Cope better with multiple (short) ITS1 fragments during classification.

v0.2.0

2019-05-14

Limit ITS1 length, 100-250bp. Exclude uncultured NCBI entries from DB.

v0.1.12

2019-05-09

Sort read-summary by species. Set coloring group at command line.

v0.1.11

2019-05-06

Excel output from read-summary with formatting applied.

v0.1.10

2019-05-03

Tweak command line API, renamed plate-summary to read-summary.

v0.1.9

2019-05-02

New pipeline subcommand (prepare reads, classify, and report).

v0.1.8

2019-05-01

Standard errors for missing external tools. Log versions in verbose mode.

v0.1.7

2019-05-01

Chang default classifier method from identity to more fuzzy onebp.

v0.1.6

2019-04-30

Include ready to use binary ITS1 DB in source tar-ball & wheel files.

v0.1.5

2019-04-29

Rework optional metadata integration and its display in summary reports.

v0.1.4

2019-04-25

Sort samples using the optional metadata fields requested in reports.

v0.1.3

2019-04-24

Can optionally display sample metadata from TSV file in summary reports.

v0.1.2

2019-04-17

Keep searching if onebp classifier perfect match is at genus-level only.

v0.1.1

2019-04-16

Expand default taxonomy & DB from Peronosporaceae to Peronosporales.

v0.1.0

2019-04-04

Include a bundled ITS1 DB.

v0.0.15

2019-04-03

Support for genus-level only entries in the DB.

v0.0.14

2019-04-01

MD5 in dump output. Fix importing sequences failing taxonomic validation.

v0.0.13

2019-03-22

Drop conserved 32bp when primer trim. Assess at sample level by default.

v0.0.12

2019-03-11

Fix bug in swarmid classifier.

v0.0.11

2019-03-08

Sped up FASTQ preparation by using flash instead of pear v0.9.6.

v0.0.10

2019-03-06

Replace primer code allowing only 1bp differences with cutadapt.

v0.0.9

2019-03-05

Look for expected primers, discards mismatches.

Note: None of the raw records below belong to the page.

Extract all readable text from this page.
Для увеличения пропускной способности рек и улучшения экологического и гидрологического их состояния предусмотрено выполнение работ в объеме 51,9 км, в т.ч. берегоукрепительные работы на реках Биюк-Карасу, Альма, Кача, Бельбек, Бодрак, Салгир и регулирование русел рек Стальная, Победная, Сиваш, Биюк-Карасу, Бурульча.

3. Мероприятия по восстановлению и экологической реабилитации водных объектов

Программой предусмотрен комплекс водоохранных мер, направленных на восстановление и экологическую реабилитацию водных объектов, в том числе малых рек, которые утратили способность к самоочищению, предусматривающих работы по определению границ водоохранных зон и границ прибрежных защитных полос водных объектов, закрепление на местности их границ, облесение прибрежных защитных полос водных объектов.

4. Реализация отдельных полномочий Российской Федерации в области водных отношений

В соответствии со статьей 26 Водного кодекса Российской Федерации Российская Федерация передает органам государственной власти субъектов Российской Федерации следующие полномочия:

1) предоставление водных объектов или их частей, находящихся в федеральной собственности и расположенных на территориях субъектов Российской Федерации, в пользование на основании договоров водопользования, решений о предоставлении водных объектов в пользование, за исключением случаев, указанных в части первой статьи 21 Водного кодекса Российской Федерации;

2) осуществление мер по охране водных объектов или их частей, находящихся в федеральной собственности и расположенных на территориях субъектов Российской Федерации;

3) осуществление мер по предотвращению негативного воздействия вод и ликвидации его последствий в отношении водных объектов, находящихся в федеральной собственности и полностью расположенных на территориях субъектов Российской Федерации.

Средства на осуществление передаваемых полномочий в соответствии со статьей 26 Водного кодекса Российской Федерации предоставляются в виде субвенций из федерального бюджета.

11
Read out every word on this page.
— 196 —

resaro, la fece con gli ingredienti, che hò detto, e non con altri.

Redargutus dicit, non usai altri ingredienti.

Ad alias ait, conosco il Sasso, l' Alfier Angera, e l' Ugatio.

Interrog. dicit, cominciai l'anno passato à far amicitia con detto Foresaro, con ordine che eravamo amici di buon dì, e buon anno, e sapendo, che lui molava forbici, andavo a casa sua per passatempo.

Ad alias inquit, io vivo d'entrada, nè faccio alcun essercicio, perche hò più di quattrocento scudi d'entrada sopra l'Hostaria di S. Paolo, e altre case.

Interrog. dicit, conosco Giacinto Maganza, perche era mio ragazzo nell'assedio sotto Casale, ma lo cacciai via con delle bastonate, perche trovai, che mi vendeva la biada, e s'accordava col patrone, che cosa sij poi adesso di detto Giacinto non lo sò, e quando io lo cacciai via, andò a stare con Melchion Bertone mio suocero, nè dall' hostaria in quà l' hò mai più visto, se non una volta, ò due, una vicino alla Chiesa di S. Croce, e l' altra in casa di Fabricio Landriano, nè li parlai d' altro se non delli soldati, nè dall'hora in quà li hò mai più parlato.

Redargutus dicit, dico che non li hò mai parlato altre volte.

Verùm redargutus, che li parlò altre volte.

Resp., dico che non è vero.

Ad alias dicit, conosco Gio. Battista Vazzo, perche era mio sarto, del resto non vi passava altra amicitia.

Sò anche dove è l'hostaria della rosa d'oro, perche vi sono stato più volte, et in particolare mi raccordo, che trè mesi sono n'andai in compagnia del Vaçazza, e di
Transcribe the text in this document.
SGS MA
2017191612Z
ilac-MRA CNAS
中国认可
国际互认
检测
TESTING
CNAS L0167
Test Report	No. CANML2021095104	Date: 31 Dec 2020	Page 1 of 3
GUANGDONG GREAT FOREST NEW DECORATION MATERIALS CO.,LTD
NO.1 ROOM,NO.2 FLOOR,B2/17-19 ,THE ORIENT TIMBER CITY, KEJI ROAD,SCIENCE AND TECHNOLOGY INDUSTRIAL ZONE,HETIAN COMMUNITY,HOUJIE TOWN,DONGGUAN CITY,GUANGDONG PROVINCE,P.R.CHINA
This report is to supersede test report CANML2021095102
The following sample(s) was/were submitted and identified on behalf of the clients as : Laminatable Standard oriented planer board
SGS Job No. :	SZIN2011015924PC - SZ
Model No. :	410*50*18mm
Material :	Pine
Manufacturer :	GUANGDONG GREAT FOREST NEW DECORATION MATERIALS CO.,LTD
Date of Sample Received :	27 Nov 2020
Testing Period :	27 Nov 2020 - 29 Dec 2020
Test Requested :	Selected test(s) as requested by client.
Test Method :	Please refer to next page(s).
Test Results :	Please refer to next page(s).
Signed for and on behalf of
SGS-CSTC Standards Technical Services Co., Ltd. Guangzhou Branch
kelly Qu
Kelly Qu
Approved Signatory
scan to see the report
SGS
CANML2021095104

Cache HMM files locally.

v0.0.8

2019-02-21

Fix multi-class TN under-counting. New loss metric, swarmid classifier.

v0.0.7

2019-02-12

New plate-summary command, onebp classifier.

v0.0.6

2019-02-07

Misc. cleanup and import fixes.

v0.0.5

2019-02-06

Hamming Loss in assessment output.

v0.0.4

2019-01-24

New seq-import command, blast classifier, multi-taxon predictions.

v0.0.3

2019-01-22

Simplify generated filenames.

v0.0.2

2019-01-21

New assess command.

v0.0.1

2019-01-17

Initial framework with identity and swarm classifiers.